Breakingviews.com How to Improve the Bank Rescue

January 26, 2009
Breakingviews.com How to Improve the Bank Rescue

The "bad bank" schemes being considered by President Obama's administration have a central flaw: they involve government-backed entities buying banks' dodgy assets, which in turn requires the immediate valuation of assets that trade at distressed prices, if at all. That increases the likelihood of error, risks rewarding obfuscation, and could leave taxpayers in a hole. There are better ways to structure bad banks.

To work properly, the incentives of all parties should be aligned as closely as possible. Bank rescues must distinguish between banks that are troubled but can be saved and those that should be allowed to die. As little as possible of the industry should be taken into public ownership. And taxpayers must be properly protected, so that the bad bank process does minimal damage to their economic interests.

There is a way to meet these objectives: allow banks to sell any assets they want, and have the government's bad bank acquire them on a consignment basis with no initial cash outlay. Banks would achieve a return on their consigned assets only as the bad bank sold them or allowed them to mature. This "consignment shop" structure removes the initial valuation challenge that bedeviled the original concept of the Treasury's Troubled Asset Relief Program.

One result of this approach, however, is that when banks remove assets from their balance sheets, it eats into capital. To replenish it, the government could hand the banks cash or, in a pinch, liquid Treasury bonds in exchange for preferred stock equal to the book value of the assets transferred, possibly with some warrants attached as well.

Meantime, the bad bank would act like the Resolution Trust Corporation, which gradually liquidated the assets consigned to it. Since it would have assets from many banks, it could combine them to help unscramble securitizations and maximize proceeds from sales. The bad bank could retain a modest commission, perhaps 5 percent, and return the net proceeds of asset sales to each bank.

The banks would then be required to use the proceeds to repurchase the government's preferred shares until its total investment had been repaid. After five years, any remaining preferred shares would convert to common shares.

By way of illustration, suppose the book value of a bank's assets is $100 billion. It consigns $60 billion of worrisome paper to the government's bad bank, leaving it with a $40 billion "good bank," which issues $60 billion of preferred stock to the government. Five years later, the government has sold all the bad assets, but managed to get only $25 billion for them. Meanwhile, though, the good bank has doubled in size.

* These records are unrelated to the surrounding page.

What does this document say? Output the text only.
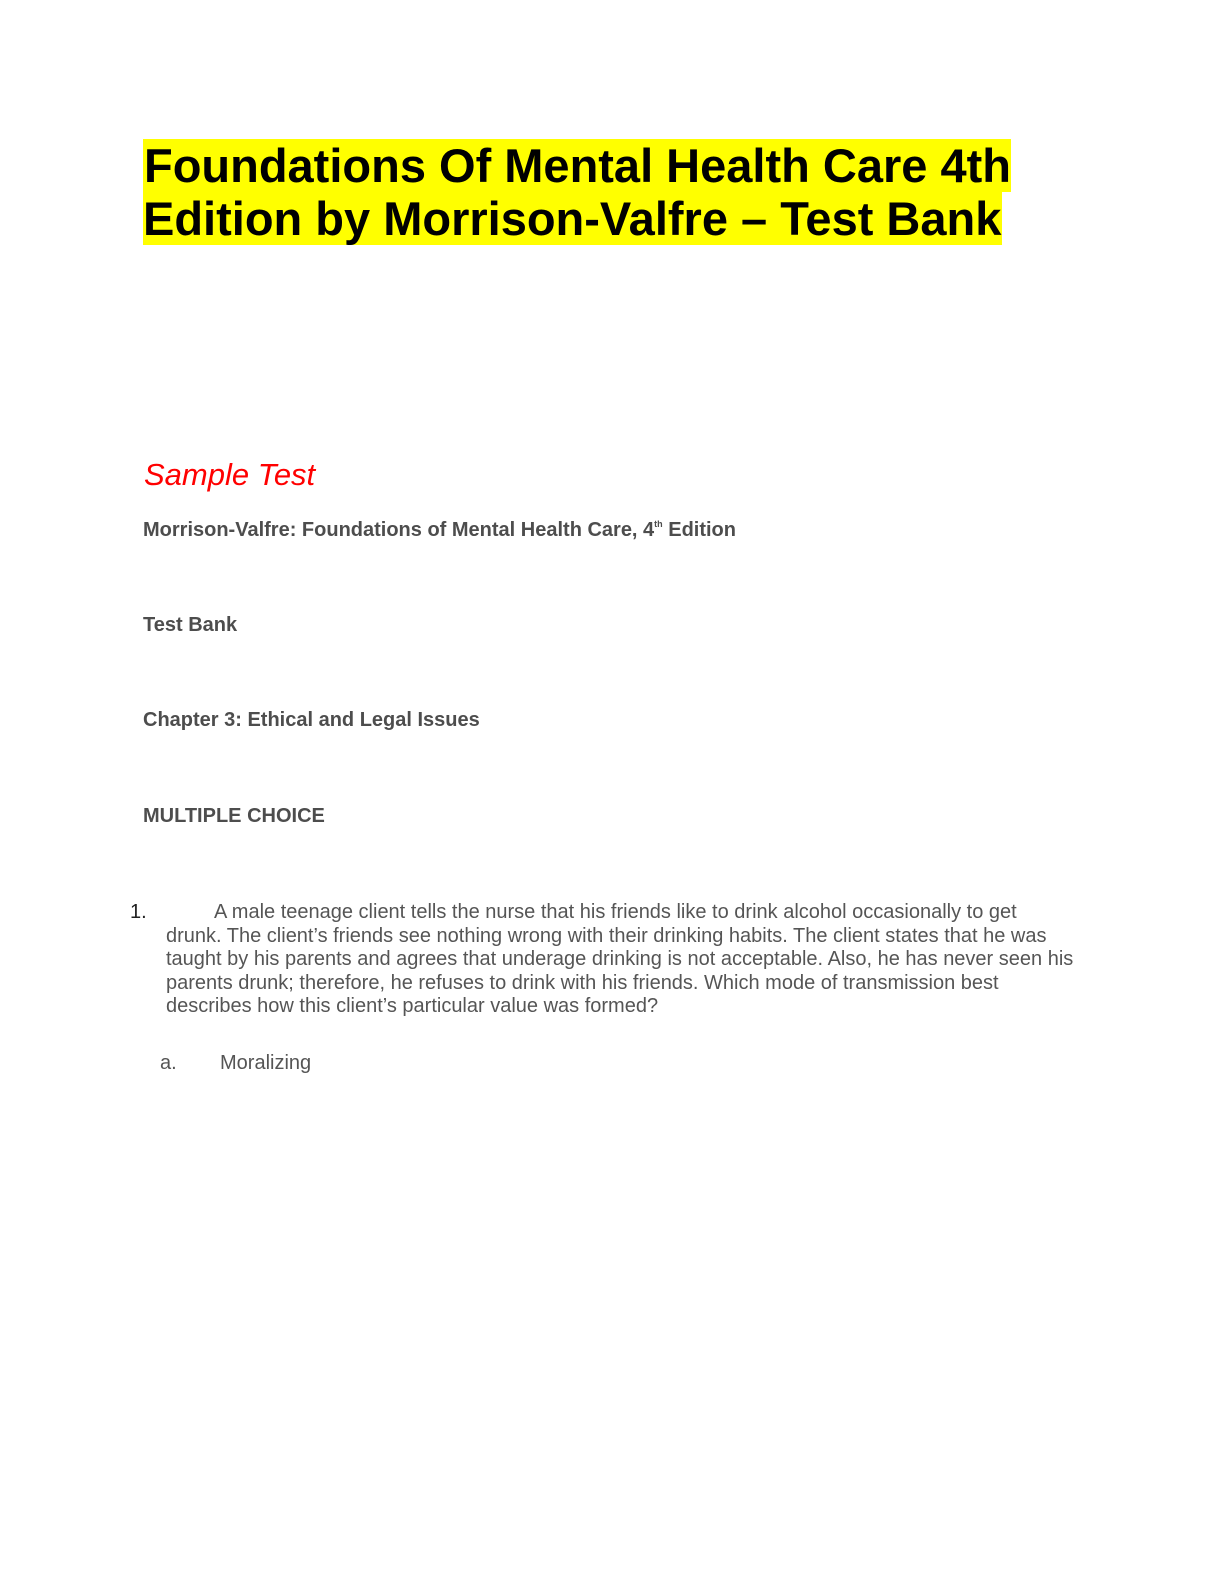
Foundations Of Mental Health Care 4th Edition by Morrison-Valfre – Test Bank
Sample Test
Morrison-Valfre: Foundations of Mental Health Care, 4th Edition
Test Bank
Chapter 3: Ethical and Legal Issues
MULTIPLE CHOICE
1.	A male teenage client tells the nurse that his friends like to drink alcohol occasionally to get drunk. The client’s friends see nothing wrong with their drinking habits. The client states that he was taught by his parents and agrees that underage drinking is not acceptable. Also, he has never seen his parents drunk; therefore, he refuses to drink with his friends. Which mode of transmission best describes how this client’s particular value was formed?
a. Moralizing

So the good bank has $80 billion in book value, but the government still owns $35 billion of preferred stock. That then converts into common shares, and the good bank survives in public ownership with a government stake of 44 percent.

If, however, the good bank ends up worth less than the outstanding preferred stock, the government would take it over and begin an orderly liquidation, just as the Federal Deposit Insurance Corporation already does with failed banks. The worst banks would be eliminated from the market and survivors would have room to expand.

Under the consignment shop structure, banks would consign only assets with doubtful values. And banks that had not marked assets down enough would have to issue more preferred shares to the government, endangering their long-term survival or at least leaving them with higher levels of government ownership in the future.

Meanwhile, banks with assets that are not badly impaired could redeem the government preferred shares within five years, avoiding any government shareholding thereafter. And taxpayers would risk losses on bad assets only if a "good bank" ran out of capital completely, minimizing the potential cost and the risk of over-paying for assets.

Banks' share prices would, of course, remain uncertain while preferred shares were outstanding. But their standing as debtors would be much clearer, enabling them to raise private sector finance. This kind of structure, avoiding many of TARP's flaws, makes for a less bad "bad bank."